Jonathan se recostó en su cama sin siquiera cambiarse y abrazó la almohada, suspiró lentamente y continuó observando a la nada un momento, para luego cerrar sus ojos con tranquilidad y morderse el labio inferior.

-Gabriel… Ven, por favor. Gabriel… -pidió el chico mientras sentía que en su garganta se formaba un nudo de ansiedad y culpa-. Perdóname, Gabriel… Lo siento…

-¿Lo sientes? –sintió que le susurró de repente con fastidio, sintiendo que se acomodaba en la cama-. ¿Qué es lo que sientes?

Jonathan no supo si tomar esa pregunta con doble sentido, pero al pensarlo, sintió que Gabriel se removió la cama y se le colocó encima, aplastándolo contra el colchón, haciendo que el aire se le escapara de su pecho.

-No quería lastimarte…

-¿No querías lastimarme? ¿Con qué? –una mano se coló por debajo de su camisa y sintió su mano caliente tocarle el abdomen y dio un respingo-. ¿Con el abandono o con la traición?

Jonathan sintió que los ojos se le llenaron de lágrimas y abrió los ojos, por detrás suyo tenía a Gabriel que lo miraba fijamente sin apartarse de encima suyo, mientras su aliento le chocaba contra el cuello, asiéndole sentirse asustado.

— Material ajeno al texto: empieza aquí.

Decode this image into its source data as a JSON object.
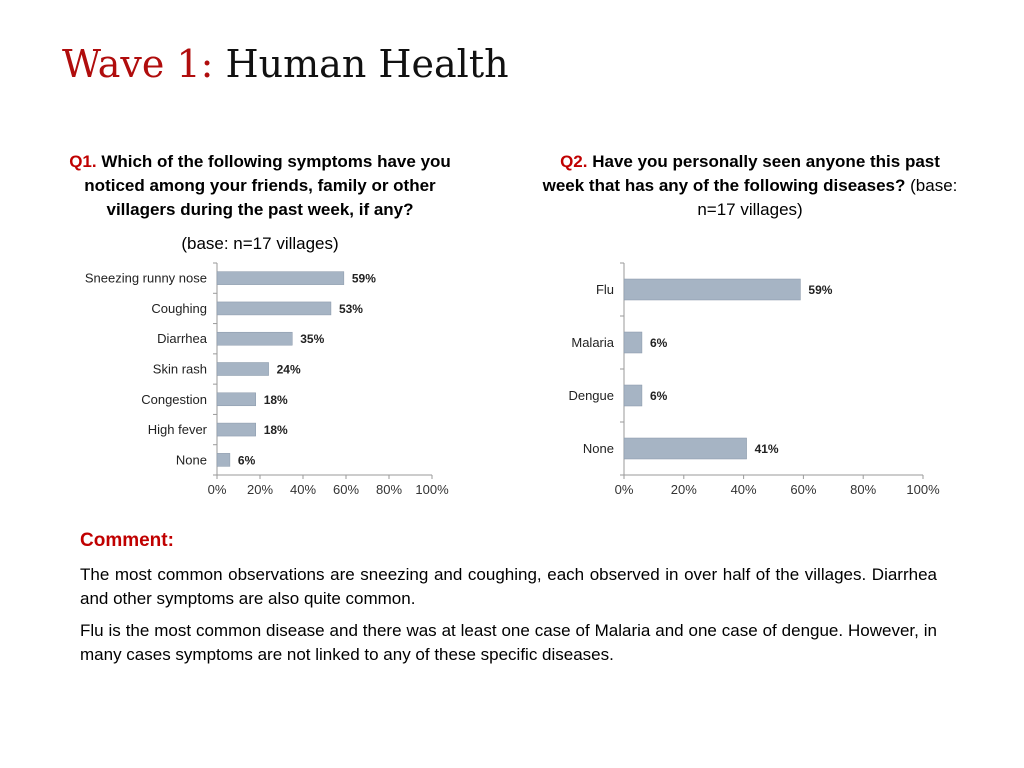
{
  "title": {
    "prefix": "Wave 1:",
    "main": "Human Health"
  },
  "q1": {
    "number": "Q1.",
    "text": "Which of the following symptoms have you noticed among your friends, family or other villagers during the past week, if any?",
    "base": "(base: n=17 villages)"
  },
  "q2": {
    "number": "Q2.",
    "text": "Have you personally seen anyone this past week that has any of the following diseases?",
    "base": "(base: n=17 villages)"
  },
  "comment": {
    "heading": "Comment:",
    "paragraphs": [
      "The most common observations are sneezing and coughing, each observed in over half of the villages. Diarrhea and other symptoms are also quite common.",
      "Flu is the most common disease and there was at least one case of Malaria and one case of dengue. However, in many cases symptoms are not linked to any of these specific diseases."
    ]
  },
  "colors": {
    "bar": "#a6b4c4",
    "bar_stroke": "#8796a8",
    "accent": "#c00000",
    "axis": "#9a9a9a"
  },
  "chart_data": [
    {
      "type": "bar",
      "orientation": "horizontal",
      "categories": [
        "Sneezing runny nose",
        "Coughing",
        "Diarrhea",
        "Skin rash",
        "Congestion",
        "High fever",
        "None"
      ],
      "values": [
        59,
        53,
        35,
        24,
        18,
        18,
        6
      ],
      "value_labels": [
        "59%",
        "53%",
        "35%",
        "24%",
        "18%",
        "18%",
        "6%"
      ],
      "xlim": [
        0,
        100
      ],
      "xticks": [
        "0%",
        "20%",
        "40%",
        "60%",
        "80%",
        "100%"
      ],
      "grid": false,
      "title": "",
      "xlabel": "",
      "ylabel": ""
    },
    {
      "type": "bar",
      "orientation": "horizontal",
      "categories": [
        "Flu",
        "Malaria",
        "Dengue",
        "None"
      ],
      "values": [
        59,
        6,
        6,
        41
      ],
      "value_labels": [
        "59%",
        "6%",
        "6%",
        "41%"
      ],
      "xlim": [
        0,
        100
      ],
      "xticks": [
        "0%",
        "20%",
        "40%",
        "60%",
        "80%",
        "100%"
      ],
      "grid": false,
      "title": "",
      "xlabel": "",
      "ylabel": ""
    }
  ]
}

-¿Con qué te duele más, Jonny? –sintió que le preguntó mientras llevaba su mano hacia su pecho y entonces una lágrima se le escapó, pasando por su nariz y cayendo hacia el otro ojo.

-No… no te traicioné –le afirmó no muy seguro a qué se refería mientras Gabriel continuaba respirando por encima de su cuello-. Yo no… no te traicioné.

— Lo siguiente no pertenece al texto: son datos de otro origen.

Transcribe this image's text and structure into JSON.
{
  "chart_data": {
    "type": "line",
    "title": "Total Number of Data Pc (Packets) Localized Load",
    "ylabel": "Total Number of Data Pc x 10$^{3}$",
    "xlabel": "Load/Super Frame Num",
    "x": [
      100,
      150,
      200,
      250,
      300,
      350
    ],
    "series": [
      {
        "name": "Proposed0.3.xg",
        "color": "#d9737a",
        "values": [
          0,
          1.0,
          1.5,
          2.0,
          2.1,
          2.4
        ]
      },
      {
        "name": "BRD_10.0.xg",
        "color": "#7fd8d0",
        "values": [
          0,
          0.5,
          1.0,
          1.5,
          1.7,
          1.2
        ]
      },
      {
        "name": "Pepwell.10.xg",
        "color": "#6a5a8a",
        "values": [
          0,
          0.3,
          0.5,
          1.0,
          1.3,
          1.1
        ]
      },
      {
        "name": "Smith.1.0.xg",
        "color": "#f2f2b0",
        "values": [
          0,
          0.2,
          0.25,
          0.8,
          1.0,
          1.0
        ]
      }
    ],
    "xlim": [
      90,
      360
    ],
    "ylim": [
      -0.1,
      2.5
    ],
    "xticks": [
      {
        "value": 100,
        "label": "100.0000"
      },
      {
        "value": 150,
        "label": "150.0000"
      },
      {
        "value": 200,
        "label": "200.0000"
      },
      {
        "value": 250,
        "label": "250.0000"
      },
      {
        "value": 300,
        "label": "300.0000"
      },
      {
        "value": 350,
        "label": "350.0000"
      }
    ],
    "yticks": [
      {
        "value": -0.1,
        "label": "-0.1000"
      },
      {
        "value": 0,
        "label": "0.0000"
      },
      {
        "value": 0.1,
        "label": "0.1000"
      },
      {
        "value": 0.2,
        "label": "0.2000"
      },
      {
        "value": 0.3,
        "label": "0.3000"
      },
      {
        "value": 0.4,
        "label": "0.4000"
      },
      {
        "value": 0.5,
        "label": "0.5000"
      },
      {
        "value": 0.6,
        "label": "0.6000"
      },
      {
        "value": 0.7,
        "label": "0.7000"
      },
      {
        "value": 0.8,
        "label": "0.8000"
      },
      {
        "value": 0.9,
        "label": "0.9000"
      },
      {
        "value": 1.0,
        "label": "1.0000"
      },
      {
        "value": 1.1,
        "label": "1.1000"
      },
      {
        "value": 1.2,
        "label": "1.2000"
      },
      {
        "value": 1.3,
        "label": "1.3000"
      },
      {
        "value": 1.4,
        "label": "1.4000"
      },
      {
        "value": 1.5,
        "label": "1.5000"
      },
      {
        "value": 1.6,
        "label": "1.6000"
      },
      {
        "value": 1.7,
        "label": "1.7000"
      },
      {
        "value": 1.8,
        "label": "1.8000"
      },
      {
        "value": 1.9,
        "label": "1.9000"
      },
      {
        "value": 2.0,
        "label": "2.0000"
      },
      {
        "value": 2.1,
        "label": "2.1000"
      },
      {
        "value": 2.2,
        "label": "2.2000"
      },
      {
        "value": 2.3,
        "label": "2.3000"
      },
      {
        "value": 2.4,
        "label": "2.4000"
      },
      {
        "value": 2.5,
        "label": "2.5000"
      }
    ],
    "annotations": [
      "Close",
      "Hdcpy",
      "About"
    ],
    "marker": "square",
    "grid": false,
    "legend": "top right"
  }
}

-No mientas… no intentes mentir, Jonny. Yo lo sé.

-¿En qué te traicioné, Gab? –sintió que su mano le enterró los dedos en el pecho y cerró los ojos al sentir dolor.

-¿En qué, preguntas? Tú lo sabes, lo sabes bien, Jonathan. No te hagas el desentendido.

-Pero no sé…

-¡Con ese maldito chico! –le gritó enfadado interrumpiéndole, Jonathan abrió los ojos tanto como pudo e intentó mirar a Gabriel, pero este ocultando su mirada en su cuello-. ¿Te crees que no sé como lo miras?

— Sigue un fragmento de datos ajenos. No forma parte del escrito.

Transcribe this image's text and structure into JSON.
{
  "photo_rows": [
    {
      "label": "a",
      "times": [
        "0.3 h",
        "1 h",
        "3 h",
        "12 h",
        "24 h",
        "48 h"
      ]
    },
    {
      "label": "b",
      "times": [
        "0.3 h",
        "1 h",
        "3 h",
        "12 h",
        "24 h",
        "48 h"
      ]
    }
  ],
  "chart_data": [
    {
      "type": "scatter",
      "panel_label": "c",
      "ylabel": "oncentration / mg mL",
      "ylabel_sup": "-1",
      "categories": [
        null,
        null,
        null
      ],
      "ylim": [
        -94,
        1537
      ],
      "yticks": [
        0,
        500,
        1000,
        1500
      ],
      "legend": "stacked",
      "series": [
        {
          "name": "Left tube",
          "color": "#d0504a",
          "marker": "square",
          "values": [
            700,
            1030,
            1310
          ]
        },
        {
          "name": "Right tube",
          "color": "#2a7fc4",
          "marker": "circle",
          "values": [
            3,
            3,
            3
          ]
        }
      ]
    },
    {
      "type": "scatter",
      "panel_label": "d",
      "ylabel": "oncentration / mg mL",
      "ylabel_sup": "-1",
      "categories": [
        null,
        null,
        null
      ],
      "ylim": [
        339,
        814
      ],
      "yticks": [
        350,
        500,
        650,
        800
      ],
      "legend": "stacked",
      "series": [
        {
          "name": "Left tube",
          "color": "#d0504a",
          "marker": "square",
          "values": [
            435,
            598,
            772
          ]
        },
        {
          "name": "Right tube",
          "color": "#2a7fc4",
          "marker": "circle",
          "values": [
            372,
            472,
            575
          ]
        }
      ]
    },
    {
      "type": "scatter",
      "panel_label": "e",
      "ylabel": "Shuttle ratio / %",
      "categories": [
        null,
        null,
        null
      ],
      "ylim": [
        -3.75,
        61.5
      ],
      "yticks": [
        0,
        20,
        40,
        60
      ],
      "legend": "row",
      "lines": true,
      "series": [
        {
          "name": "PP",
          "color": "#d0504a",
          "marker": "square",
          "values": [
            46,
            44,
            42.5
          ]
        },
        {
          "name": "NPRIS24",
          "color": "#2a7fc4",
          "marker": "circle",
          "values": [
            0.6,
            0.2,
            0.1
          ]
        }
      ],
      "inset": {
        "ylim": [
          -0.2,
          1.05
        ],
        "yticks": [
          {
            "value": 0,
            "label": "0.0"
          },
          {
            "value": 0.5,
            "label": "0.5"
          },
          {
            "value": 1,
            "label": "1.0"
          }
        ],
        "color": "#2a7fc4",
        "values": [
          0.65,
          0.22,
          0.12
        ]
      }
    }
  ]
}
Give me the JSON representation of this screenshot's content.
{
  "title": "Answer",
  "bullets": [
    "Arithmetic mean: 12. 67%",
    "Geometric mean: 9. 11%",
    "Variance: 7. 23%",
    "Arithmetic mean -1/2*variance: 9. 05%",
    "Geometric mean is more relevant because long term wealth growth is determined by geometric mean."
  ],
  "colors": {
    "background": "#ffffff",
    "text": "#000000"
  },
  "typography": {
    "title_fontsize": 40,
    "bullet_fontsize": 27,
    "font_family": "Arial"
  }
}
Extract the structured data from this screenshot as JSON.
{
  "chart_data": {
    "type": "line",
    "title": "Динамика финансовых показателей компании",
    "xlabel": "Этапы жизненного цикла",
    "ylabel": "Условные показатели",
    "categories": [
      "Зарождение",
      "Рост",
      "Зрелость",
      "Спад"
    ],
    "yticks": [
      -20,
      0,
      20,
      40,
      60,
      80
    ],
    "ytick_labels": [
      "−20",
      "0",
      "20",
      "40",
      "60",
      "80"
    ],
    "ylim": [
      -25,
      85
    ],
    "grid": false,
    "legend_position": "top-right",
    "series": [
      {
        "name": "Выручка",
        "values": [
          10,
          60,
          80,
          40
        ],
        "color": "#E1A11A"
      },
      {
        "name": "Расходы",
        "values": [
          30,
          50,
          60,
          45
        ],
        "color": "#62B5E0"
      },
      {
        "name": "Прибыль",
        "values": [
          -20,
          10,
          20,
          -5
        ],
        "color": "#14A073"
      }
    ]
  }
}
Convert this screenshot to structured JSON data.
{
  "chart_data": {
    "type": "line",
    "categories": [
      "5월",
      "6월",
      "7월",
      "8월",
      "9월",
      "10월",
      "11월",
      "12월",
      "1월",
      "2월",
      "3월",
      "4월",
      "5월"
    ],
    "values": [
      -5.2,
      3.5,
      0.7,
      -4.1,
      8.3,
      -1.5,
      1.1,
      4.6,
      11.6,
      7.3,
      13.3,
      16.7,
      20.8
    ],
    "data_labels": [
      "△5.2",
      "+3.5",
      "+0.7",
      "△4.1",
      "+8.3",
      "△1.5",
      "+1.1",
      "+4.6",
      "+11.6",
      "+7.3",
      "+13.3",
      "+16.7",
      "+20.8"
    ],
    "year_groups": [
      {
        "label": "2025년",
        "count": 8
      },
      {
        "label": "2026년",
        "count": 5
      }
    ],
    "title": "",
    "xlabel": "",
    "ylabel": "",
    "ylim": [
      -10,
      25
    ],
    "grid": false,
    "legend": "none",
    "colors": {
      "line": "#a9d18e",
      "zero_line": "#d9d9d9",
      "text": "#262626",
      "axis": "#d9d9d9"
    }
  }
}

-Es… ¿Es por eso que por eso no estás más conmigo cuando duermo? –le preguntó comenzando a comprender, comenzando a sentirse más culpable-. ¿Estás celoso y por eso vas a su habitación por las noches?

-¡No estoy celoso!

-Gab, Gonzalo es sólo un amigo…

-¡No me importa! Te dije de un principio que no te acercaras a él, ¡pero ni siquiera me escuchaste! –Jonathan se dio la vuelta y quedó boca arriba cuando Gabriel le dejó un poco de espacio, soltándolo y quedándose arrodillado por encima de su cadera-. Porque ya no soy importante para ti, ¿verdad? ¿¡Verdad!?

-Siempre serás importante para mí, lo fuiste y lo serás… -le afirmó adolorido y sintiendo que las lágrimas le caían a un costado de sus ojos, rodeando sus mejillas hasta perderse por su nuca. Gabriel lo agarró por las muñecas y se inclinó hacia adelante, quedando su rostro a la altura del suyo-. ¿Por qué piensas eso de mí? -le preguntó entonces, pero el castaño no contestó y se quedó mirándolo a los ojos fijamente-. ¿Quieres que esté solo? ¿Quieres que me amargue toda la vida, solo?

Jonathan sintió que su mandíbula le comenzó a temblar al ver las expresiones de dolor en el rostro de quien había sido la primer persona fuera de su entorno familiar que lo apoyaba.

-Quiero que te alejes de él…

-¿Por qué…? –le cuestionó cerrando sus ojos, cansado y adolorido mientras el aire comenzaba a faltarle-. ¿Por qué, Gab?

En vez de recibir una respuesta, sintió un amargo beso sobre su boca. Un beso lento y suave, pero amargo. Con gusto a medicación.

-Sólo aléjate de él, Jonny –sintió que le dijo con vos suave, aunque no lo tranquilizaba.

-¿Qué pasará si no lo hago? –le preguntó abriendo sus ojos, pero cuando se dio cuenta, Gabriel ya había desaparecido, dejándolo solo en la habitación de nuevo.